Though Walcott pointed out that some West Indians were still doing well, he charged that a large number of immigrants had fallen through the economic and social cracks.
“If you are doing well, you don’t have to worry much. There are all kinds of things you can avoid if you are doing well. But basically what’s happening in this country is that the kids of the parents who came as immigrants are under-achieving . . . and kids who are born here, if they from solid middle class families, they are not making it through the school system in any substantive way that is going to lead to a future of at least economic success.”
But that dire picture of black poverty wasn’t shared by Reverend Don Meredith, Canada’s latest black senator in Ottawa, who urged Blacks to take advantage of the plethora of opportunities available.
“I look at Canada and the opportunities that are here for Blacks, it is for us to embrace those opportunities,” said Meredith, a Jamaican-born immigrant who was recently appointed to the upper chamber by Conservative Prime Minister Stephen Harper.
“Yes, there is racism and discrimination in any country.
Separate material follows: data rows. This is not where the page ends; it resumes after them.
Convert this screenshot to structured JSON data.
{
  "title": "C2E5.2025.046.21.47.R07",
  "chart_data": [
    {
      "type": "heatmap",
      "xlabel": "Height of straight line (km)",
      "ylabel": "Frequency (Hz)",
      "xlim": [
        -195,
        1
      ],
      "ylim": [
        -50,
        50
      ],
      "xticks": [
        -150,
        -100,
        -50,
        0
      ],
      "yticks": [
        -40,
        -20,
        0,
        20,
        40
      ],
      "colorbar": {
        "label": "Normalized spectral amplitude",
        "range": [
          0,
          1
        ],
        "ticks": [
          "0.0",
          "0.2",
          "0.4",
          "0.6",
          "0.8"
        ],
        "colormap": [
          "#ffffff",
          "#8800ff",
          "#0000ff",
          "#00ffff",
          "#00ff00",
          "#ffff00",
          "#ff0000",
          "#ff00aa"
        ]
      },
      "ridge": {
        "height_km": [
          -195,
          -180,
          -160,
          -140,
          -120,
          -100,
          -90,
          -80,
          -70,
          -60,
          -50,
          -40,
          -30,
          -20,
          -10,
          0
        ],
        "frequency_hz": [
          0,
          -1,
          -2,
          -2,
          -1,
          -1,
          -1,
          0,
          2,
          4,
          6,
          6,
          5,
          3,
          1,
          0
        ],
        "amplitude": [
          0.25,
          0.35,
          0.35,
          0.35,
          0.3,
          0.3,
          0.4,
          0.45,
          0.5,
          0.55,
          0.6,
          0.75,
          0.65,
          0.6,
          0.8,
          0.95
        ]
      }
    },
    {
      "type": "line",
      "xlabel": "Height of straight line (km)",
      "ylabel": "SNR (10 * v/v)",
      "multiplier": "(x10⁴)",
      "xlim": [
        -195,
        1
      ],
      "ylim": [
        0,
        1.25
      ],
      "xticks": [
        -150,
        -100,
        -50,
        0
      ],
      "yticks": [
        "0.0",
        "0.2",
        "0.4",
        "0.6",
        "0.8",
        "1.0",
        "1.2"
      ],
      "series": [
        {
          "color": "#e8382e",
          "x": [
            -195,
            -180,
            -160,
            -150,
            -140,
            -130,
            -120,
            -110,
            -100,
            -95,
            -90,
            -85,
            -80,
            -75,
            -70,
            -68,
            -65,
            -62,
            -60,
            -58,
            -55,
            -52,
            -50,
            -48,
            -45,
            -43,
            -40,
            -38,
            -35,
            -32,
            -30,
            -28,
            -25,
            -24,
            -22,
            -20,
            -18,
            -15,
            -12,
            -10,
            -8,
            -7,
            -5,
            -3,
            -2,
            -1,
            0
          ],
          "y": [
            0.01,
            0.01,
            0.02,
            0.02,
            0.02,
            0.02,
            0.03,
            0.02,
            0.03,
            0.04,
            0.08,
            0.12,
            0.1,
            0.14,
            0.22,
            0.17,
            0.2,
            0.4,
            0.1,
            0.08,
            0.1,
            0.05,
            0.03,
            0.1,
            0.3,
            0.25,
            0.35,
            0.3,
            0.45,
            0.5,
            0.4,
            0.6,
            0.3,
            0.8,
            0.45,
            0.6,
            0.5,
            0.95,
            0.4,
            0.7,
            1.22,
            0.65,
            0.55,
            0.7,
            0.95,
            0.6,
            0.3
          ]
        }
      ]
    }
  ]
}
There are still challenges, and that’s true of Canada. But I tell people, you need to embrace, you need to circumvent, you need to go around those challenges to get where you need to go.
“As a businessman, I came here over 35 years ago from Jamaica when I was 12. Look at where I am today. Have I faced some obstacles? Absolutely.
Sometime ago, Walcott, often hailed as a fearless social scientist, spoke out against the treatment of Blacks, triggering an avalanche of criticism from many Blacks and some whites in Canada.
“My comments back then obviously touched a nerve, largely with Barbadian and other Caribbean people, who had migrated, especially to Canada and were catching hell but they don’t want family back home to know,” he said.
He cited data from Statistics Canada, a major government department, which showed that a black person with the same undergraduate university degree as a white person, even if the Black was born in Canada and the White, an immigrant, the latter would make between CAN$15 000 to CAN$20 000 more than the Black.